To remember what it is to really live: Dirt Music by Tim Winton
It wouldn’t be the holidays or a holiday at all if I didn’t get to read or re-read some Winton. I won’t re-state all of the things we know about him, but trust me: it’s all there. Cloudstreet was a phenomenon but Dirt Music is maybe my favourite Winton. It’s so adult, so distinctly Australian, and one of the best raw romances I’ve ever read. Excitingly, it somehow captures the sound and feel of folk music in words. This book makes me want to find a small beach shack, learn to play the mandolin, and howl at the setting sun.
To put our place in the world into context, a little: MAUS
I actually read this one, and Ishmael, before the holidays but I can’t not mention them both. MAUS is so powerful. It is a graphic novel by Art Speigelman, in which he recounts the story of his father’s time in Auschwitz-Birkenau. It’s sad, but I found it so engaging as I feel like often our generation are sheltered (by time and privilege) from many of the atrocities of the past. Linking to that sentiment, it’s a goal of mine this year to read more books written by minority voices or hushed voices, so as not to define my world simply by what I’m seeing - while ignoring the rest.
For Climate Change: Ishmael
This book is another one that puts into words ideas that have long been floating around somewhere in the ether. But it also takes you entirely by surprise with incredible thoughts and notions about the re-telling of the human ‘story’. The inscription on the back says “Teacher seeks pupil: must have an earnest desire to save the world”. In Ishmael, rather than finding out how to save the world, we find out how the world was constructed, and then begin to ask questions about how to save it.

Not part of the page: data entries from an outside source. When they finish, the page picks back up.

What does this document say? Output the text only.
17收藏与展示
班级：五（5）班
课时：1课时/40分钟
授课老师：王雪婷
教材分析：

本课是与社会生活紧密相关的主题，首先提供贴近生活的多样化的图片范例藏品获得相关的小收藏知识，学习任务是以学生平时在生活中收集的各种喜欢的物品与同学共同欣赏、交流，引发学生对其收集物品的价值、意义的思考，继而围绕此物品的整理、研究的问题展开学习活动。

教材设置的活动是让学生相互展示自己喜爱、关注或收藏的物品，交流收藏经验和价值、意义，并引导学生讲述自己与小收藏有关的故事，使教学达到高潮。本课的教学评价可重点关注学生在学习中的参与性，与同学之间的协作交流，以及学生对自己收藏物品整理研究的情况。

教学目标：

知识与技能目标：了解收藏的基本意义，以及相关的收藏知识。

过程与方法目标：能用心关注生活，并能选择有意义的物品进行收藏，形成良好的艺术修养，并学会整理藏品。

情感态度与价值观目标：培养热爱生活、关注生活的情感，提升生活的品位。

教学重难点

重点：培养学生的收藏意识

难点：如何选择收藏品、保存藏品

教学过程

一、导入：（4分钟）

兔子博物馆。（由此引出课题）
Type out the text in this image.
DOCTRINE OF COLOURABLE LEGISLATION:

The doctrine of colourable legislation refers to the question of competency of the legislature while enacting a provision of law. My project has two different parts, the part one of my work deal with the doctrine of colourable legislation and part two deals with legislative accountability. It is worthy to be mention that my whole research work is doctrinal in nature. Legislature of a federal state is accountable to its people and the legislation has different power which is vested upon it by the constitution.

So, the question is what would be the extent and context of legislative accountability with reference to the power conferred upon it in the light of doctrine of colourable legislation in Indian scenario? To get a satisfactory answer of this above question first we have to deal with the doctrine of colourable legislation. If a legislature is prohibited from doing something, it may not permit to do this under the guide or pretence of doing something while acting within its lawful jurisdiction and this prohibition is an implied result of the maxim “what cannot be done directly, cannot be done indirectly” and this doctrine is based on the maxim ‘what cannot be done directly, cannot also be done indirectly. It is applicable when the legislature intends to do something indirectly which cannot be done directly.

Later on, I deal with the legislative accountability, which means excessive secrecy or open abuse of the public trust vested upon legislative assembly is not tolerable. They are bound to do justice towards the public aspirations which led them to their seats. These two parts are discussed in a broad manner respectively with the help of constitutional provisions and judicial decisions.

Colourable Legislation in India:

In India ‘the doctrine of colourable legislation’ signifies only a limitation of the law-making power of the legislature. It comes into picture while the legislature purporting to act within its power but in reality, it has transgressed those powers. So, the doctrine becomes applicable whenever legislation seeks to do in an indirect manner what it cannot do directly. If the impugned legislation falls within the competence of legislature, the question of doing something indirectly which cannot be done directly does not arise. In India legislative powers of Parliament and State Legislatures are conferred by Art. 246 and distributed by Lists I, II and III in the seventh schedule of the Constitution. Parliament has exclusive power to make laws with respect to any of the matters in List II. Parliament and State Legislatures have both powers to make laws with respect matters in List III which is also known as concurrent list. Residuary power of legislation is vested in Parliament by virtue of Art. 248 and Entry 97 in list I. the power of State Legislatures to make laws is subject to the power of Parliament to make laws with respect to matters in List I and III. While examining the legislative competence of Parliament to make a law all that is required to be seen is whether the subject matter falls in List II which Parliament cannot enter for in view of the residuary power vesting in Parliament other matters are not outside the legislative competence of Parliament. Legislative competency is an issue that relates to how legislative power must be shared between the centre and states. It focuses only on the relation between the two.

Dan and I have also been reading New Philosopher mag, mainly because it seemed important to have something sitting on the coffee table. The best thing about New Philosopher mag is it’s actually super accessible. Easy to read, easy to understand. I thought I would be wading through the nihilistic depths of millennial despair, but no. It discusses very real questions and issues like climate change (!!!!), ethics of space travel, colonisation of animal species. Etcetera. Many good times.